Building type: Educational facility,Utilities/public works/transportation
Project type: Other
Engineering services: Electrical/power, HVAC/mechanical, lighting, energy/sustainability, plumbing/piping, and other
Project timeline: 4/16/2012 to 3/27/2013
MEP/FP budget: $194,500

Challenges

The project is a study of the 7,000-ton chilled water, 18,000 MBTU heating water, and electrical systems on campus and is part of a larger master planning project for Sam Houston State University performed by SmithGroupJJR. The following components were included in this study:

  1. Campus thermal utility cooling and heating load analyses
  2. Hydraulic models of the 33-building campus chilled and heating water systems as they are currently installed, as well as models depicting the campus master plan and resulting recommended utility infrastructure upgrades and improvements
  3. Thermal expansion model of the east campus heating water loop replacement
  4. Campus electrical system load analysis, short circuit and coordination study, and harmonic study.

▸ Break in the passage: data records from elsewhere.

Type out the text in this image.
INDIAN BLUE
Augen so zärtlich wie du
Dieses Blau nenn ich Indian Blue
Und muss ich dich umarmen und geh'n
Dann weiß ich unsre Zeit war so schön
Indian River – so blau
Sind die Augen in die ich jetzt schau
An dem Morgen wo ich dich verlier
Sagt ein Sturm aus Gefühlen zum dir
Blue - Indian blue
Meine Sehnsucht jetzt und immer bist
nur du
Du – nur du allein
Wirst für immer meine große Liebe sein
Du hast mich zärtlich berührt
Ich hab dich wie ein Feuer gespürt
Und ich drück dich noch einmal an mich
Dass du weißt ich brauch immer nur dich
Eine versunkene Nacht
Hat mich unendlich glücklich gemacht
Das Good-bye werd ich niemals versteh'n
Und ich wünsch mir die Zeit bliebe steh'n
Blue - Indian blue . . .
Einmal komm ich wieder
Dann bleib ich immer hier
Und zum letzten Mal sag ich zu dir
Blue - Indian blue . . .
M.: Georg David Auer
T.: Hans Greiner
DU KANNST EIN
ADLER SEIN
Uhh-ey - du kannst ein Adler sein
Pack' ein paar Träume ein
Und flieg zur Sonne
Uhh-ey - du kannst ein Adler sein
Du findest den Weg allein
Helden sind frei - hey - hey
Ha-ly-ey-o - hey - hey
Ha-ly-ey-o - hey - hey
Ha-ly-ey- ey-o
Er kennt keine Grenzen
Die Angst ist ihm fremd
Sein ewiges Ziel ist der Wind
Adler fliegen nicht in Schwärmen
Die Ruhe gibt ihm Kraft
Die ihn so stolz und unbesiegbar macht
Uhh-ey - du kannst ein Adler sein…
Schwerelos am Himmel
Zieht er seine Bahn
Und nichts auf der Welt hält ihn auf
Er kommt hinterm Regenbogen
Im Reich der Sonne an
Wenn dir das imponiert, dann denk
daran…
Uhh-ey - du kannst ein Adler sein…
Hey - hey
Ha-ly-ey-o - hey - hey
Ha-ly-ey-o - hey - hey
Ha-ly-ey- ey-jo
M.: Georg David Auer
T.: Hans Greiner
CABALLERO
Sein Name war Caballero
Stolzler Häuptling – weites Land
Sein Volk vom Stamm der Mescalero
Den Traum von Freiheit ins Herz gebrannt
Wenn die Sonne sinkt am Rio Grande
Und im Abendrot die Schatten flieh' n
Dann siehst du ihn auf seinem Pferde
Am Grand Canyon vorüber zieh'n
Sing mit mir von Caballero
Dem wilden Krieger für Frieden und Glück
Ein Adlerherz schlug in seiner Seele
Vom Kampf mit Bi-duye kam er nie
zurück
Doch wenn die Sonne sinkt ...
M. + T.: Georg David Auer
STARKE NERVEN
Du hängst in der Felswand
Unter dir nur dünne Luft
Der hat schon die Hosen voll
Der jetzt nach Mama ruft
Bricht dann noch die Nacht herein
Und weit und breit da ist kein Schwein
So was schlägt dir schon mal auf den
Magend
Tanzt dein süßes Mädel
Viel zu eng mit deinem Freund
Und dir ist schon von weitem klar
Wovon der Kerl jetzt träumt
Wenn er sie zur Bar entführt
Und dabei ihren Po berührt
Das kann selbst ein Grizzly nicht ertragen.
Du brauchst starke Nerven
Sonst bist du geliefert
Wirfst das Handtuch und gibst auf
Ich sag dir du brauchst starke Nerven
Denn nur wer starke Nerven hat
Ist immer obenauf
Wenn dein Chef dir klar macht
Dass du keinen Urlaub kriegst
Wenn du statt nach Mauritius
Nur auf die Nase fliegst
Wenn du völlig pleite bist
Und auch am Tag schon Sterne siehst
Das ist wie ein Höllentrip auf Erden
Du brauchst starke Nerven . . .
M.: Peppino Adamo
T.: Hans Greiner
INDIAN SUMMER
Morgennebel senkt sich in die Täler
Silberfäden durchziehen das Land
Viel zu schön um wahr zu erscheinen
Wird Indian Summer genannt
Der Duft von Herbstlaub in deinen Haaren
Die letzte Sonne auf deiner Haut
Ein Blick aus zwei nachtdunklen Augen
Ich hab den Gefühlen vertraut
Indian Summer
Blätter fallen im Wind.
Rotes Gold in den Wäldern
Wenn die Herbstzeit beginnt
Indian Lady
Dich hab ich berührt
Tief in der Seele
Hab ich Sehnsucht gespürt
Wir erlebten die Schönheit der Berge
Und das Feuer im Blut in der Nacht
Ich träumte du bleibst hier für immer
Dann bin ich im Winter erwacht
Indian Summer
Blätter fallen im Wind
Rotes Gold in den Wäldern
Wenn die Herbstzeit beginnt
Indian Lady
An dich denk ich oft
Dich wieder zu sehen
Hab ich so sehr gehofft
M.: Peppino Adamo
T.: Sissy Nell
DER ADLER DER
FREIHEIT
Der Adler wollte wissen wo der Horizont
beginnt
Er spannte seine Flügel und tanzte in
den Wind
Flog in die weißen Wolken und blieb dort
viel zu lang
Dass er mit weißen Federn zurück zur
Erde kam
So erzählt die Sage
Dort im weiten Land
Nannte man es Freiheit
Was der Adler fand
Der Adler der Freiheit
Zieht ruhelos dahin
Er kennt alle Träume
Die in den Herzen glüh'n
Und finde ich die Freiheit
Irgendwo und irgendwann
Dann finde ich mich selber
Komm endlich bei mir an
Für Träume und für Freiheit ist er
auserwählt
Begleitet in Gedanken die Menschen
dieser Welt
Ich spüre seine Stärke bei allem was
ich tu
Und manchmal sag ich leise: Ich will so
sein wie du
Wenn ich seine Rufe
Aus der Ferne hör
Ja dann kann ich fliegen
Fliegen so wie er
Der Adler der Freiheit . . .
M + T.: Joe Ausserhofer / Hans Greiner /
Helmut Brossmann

The majority of the new master planned construction was located on two separate ends of campus. This created the challenge of providing new utilities to two new portions of the campus within a short period of time. Existing and new construction in addition to landscaping, known existing utilities, and general constructability were all considered in routing the new utilities throughout the campus. Initial capacity and distribution issues with the campus utility generation systems needed to be addressed in the master plan. Recommended scheduling was needed to identify priorities and coincidences with other planned projects on the campus. The university’s desire for general system redundancy, coupled with several high-priority buildings, also needed to be integrated into the utility masterplan. Minimizing both system downtime and interruption to surface traffic were also extremely important considerations.

Solutions

The final master plan for the system maximized usation of existing generation and distribution equipment (both in plants and piping) to allow for phasing of the utility infrastructure upgrade installations. This was to be done in two ways:

  1. Renovation of existing equipment to maximize capacity, and
  2. Connecting to the existing system in strategic locations that would maximize use of the existing piping under normal operating conditions.

The end result was a utility master plan that would provide a robust and redundant generating and distribution system capable of providing reliable utility service to the existing and planned customer buildings far into the future.